Décomposé d’indignation, Akarias s’était levé de son trône. Il fit un pas en direction de sa rivale. Les épées sortirent des fourreaux et les lances crissèrent sur le sol.
Aussitôt, les troupes de Kitiara se pressèrent autour de son trône. Tanis serra la garde de son épée et monta les marches pour se rapprocher de sa maîtresse.
Kitiara ne fit pas un geste. Elle continuait de toiser Akarias d’un air dédaigneux.

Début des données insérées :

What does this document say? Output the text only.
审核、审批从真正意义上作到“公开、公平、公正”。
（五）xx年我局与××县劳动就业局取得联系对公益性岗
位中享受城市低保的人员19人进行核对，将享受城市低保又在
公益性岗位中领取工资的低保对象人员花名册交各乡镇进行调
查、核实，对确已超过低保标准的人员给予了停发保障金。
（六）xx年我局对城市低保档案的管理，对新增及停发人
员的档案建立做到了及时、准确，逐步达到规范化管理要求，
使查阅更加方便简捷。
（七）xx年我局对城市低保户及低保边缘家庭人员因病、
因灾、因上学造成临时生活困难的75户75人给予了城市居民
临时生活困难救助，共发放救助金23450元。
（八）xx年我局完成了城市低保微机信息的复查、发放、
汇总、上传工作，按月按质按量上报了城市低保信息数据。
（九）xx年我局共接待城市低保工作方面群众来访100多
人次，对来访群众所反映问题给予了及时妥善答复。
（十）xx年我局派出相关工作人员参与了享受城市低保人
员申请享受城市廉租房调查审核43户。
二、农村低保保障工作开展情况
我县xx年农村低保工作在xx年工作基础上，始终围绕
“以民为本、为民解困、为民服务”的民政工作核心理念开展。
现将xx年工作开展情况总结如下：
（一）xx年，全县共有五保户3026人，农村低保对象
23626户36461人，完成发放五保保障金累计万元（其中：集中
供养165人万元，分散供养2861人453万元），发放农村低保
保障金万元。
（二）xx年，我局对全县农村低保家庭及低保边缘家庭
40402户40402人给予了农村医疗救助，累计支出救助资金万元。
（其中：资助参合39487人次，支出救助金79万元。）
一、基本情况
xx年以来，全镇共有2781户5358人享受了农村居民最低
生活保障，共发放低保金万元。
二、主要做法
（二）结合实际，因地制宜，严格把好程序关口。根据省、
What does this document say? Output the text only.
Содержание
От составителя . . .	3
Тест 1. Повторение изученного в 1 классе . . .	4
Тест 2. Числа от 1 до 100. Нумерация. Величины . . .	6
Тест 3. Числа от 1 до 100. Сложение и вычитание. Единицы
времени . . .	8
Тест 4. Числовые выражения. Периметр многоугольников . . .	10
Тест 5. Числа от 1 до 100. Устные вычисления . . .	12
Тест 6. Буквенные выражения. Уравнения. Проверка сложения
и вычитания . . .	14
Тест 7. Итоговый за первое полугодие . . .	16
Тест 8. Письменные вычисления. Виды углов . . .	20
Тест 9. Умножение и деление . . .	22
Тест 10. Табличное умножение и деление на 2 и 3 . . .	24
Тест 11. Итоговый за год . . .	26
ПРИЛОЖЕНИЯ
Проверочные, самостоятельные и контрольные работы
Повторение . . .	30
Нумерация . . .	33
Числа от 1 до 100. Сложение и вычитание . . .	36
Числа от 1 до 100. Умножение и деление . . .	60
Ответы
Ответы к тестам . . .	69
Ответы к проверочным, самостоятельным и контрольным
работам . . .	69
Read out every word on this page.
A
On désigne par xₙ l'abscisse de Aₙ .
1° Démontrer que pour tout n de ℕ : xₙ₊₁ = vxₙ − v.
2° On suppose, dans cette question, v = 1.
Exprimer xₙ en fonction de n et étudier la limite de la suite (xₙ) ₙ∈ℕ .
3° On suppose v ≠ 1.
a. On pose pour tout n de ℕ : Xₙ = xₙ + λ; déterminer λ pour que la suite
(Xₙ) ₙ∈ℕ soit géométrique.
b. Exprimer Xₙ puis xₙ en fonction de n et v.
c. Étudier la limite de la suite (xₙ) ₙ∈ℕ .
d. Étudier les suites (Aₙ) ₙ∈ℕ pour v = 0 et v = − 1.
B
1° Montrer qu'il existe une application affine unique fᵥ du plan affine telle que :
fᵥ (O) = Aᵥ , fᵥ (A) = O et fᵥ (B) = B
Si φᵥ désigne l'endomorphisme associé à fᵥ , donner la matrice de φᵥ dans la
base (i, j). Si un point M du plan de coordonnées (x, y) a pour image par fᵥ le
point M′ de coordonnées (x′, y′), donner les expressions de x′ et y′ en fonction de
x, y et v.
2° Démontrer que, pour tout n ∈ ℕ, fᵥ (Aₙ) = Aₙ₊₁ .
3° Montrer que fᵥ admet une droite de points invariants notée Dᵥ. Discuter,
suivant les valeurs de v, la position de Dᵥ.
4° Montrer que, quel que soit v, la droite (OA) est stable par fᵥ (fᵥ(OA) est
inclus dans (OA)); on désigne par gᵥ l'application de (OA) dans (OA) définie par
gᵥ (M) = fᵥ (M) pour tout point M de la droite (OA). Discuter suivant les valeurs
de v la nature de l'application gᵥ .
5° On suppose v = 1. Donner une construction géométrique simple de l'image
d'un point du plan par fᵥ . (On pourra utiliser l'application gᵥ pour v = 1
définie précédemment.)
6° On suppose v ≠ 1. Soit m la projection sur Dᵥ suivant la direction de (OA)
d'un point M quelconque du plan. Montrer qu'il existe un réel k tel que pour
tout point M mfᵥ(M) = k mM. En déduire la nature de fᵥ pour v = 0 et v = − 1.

Soudain un souffle lourd se répandit sur l’assemblée, comme si une force invisible avait aspiré l’air de la salle. Les visages pâlirent, les yeux se voilèrent, les cœurs s’arrêtèrent de battre. On eût dit que l’air avait été remplacé par des ténèbres.
Était-ce réellement l’air qui manquait ou une illusion des sens ? Tanis n’aurait su le dire. Il voyait des centaines de torches briller comme des étoiles dans la nuit. Mais la nuit était moins noire que ces ténèbres-là.
Son cerveau était en train de se liquéfier, il l’aurait juré. Il suffoquait, comme s’il allait se noyer. Ses genoux le trahirent ; il s’affaissa, vaguement conscient de ne pas être le seul à défaillir. D’autres tombaient autour de lui. Il aperçut Kitiara, la tête pendant sur la poitrine.
Puis les ténèbres se dissipèrent. Tanis sentit l’air frais envahir ses poumons. Son cœur se remit à battre, mais il restait incapable de se mouvoir. Une lumière vive éclata dans sa tête.
Étourdi, il fut un moment aveuglé.
Quand ses yeux se dessillèrent, il constata que les draconiens n’étaient pas tombés sous le charme. Droits comme des piquets, ils gardaient les yeux fixés sur la niche encore vide.
Le souffle court, Tanis sentit son sang geler dans ses veines. Takhisis, la Reine des Ténèbres, avait pénétré dans la Salle du Conseil.
La Reine Noire… Reine-Dragon pour les elfes, Nilat la Corruptrice pour les barbares, Tamex Métal Trompeur chez les nains, Mai-Tal aux mille visages chez les marins de l’Ergoth, Reine de Toutes les Couleurs et d’Aucune pour les Chevaliers de Solamnie, vaincue et chassée de Krynn par Huma.
Takhisis était revenue.
Mais elle n’était pas complètement elle-même.
L’ombre apparue dans la niche avait paralysé de terreur l’âme et l’esprit de Tanis, mais il lui restait assez de conscience pour voir que la Reine n’avait pas pris chair. Dans l’incapacité de se présenter complète, elle s’imposait à l’assistance par la force de ses pouvoirs.
Quelque chose l’empêchait d’entrer dans le monde. Berem avait parlé d’une porte, se souvint Tanis. Où pouvaient bien être l’Éternel, Caramon et les autres ? Avec un pincement au cœur, il réalisa qu’il les avait momentanément oubliés. Kitiara et Laurana avaient mobilisé ses pensées.